Although plaintiffs assert that they are not asking this Court to regulate RF emissions, all of plaintiffs' claims are premised on the notion that the RF emissions emanating from 113–115 University Place are unsafe or dangerous. Entertaining plaintiffs' claims would require us to second guess the FCC's standards and engage in our own form of judicial regulation of RF emissions. Because “allow[ing] state law challenges to the judgment of Congress and the FCC with respect to allowable levels of RF emissions would interfere with the goal of national uniformity in telecommunications policy,”
we believe that the presumption against preemption is overcome by the need to preclude the conflict between state and federal law that would arise were we to entertain plaintiff's state law claims. In short, AT & T's cell phone towers are in compliance with FCC regulations and thus not subject to the kind of state regulation that plaintiff seeks. Consequently, we hold that plaintiffs' claims are preempted on the grounds of conflict preemption ( Bennett, 597 F.Supp.2d at 1053; cf. Matter of Procedures For Reviewing Requests For Relief From State & Local Regulations Pursuant To Section 332(c)(7)(B)(v) Of The Communications Act Of 1934, 15 FCCR 22821, 22828 [2000] [“(A) local government may not require a facility to comply with RF emissions or exposure limits that are stricter than those set forth in the Commission's rules, and it may not restrict how a facility authorized by the Commission may operate based on RF emissions”]; Perrin v. Bayville Vil. Bd., 2008 N.Y. Slip Op. 32401(U), *6–7, 2008 WL 4124110).
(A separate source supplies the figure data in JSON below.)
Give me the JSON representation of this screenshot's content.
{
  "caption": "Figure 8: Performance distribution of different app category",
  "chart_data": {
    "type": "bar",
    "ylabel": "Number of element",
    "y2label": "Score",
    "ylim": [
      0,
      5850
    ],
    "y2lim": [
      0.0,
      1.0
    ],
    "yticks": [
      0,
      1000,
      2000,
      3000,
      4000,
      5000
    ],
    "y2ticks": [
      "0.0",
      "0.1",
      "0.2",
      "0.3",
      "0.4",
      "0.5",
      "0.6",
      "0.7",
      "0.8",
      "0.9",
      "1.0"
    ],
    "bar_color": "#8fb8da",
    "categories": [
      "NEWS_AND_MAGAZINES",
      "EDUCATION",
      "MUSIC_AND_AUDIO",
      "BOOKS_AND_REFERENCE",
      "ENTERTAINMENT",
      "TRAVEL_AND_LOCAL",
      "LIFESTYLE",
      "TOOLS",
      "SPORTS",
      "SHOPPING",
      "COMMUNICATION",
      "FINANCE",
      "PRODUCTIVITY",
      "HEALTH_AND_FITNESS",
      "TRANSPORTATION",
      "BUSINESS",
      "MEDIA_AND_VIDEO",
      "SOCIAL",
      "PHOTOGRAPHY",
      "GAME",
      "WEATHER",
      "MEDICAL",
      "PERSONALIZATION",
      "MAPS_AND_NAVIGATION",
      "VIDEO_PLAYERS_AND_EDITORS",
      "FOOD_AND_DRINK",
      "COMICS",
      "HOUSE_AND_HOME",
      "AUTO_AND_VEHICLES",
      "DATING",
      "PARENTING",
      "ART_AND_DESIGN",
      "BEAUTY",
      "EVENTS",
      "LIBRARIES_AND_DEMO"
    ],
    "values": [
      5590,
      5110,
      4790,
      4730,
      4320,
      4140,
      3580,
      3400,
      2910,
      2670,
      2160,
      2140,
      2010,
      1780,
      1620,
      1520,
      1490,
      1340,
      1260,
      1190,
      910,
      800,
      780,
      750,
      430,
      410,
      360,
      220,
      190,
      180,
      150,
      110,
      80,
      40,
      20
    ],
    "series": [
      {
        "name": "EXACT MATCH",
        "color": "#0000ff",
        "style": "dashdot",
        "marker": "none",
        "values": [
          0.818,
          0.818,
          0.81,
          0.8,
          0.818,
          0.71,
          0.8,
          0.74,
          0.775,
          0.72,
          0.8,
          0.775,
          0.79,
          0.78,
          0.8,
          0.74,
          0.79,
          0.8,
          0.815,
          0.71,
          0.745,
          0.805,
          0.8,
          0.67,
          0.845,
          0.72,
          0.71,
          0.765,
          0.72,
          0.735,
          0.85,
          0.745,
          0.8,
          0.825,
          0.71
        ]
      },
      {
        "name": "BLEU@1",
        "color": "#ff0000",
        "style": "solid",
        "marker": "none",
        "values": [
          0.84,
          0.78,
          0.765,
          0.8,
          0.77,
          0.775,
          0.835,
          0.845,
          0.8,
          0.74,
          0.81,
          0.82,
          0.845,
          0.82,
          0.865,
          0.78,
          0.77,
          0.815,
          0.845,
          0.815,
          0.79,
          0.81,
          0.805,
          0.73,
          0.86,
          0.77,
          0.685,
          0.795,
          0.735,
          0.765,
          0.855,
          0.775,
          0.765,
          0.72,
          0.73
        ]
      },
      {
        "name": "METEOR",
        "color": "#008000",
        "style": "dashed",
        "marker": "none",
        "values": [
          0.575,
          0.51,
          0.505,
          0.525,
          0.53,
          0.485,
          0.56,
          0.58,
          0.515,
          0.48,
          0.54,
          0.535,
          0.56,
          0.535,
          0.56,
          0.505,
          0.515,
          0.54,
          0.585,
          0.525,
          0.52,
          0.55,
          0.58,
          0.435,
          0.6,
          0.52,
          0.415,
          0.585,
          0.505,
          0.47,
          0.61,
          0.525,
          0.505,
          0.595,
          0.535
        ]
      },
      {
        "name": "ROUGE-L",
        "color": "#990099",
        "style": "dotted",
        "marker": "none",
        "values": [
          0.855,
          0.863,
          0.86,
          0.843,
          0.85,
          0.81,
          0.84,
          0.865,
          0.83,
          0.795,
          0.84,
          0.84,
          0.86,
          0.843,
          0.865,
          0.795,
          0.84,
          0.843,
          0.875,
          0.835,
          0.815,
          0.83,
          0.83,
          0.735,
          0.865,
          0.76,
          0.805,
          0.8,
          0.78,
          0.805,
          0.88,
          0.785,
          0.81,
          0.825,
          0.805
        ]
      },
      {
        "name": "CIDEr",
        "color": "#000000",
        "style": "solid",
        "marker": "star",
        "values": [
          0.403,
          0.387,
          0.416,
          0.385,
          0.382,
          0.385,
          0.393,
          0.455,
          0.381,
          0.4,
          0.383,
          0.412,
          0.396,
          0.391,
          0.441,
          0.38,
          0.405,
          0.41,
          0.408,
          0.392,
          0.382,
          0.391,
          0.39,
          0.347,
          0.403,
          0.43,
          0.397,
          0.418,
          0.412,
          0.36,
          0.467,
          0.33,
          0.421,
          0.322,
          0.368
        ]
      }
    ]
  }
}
( Bennett, 597 F.Supp.2d at 1053; accord Jasso, 2007 WL 2221031, *7–8, 2007 U.S. Dist. LEXIS 54866, *26 [“(The) determination (that plaintiffs seek) would undo the FCC's balancing between the need to protect the public and workers from exposure to potentially harmful RF electromagnetic fields and the requirement that the industry be allowed to provide telecommunications services to the public”] [internal quotation marks omitted] ).
Were we not affirming on preemption grounds, we would nonetheless affirm on the ground relied on by the motion court, i.e., failure to join an indispensable party.
Accordingly, the judgment of the Supreme Court, New York County (O. Peter Sherwood, J.), entered July 8, 2011, dismissing the complaint, should be affirmed, without costs. The appeal from the order, same court and Justice, entered March 23, 2011, which granted defendants' motion to dismiss the complaint, should be dismissed, without costs, as subsumed in the appeal from the judgment.
Judgment, Supreme Court, New York County (O. Peter Sherwood, J.), entered July 8, 2011, affirmed, without costs. Appeal from order, same court and Justice, entered March 23, 2011, dismissed, without costs, as subsumed in the appeal from the judgment.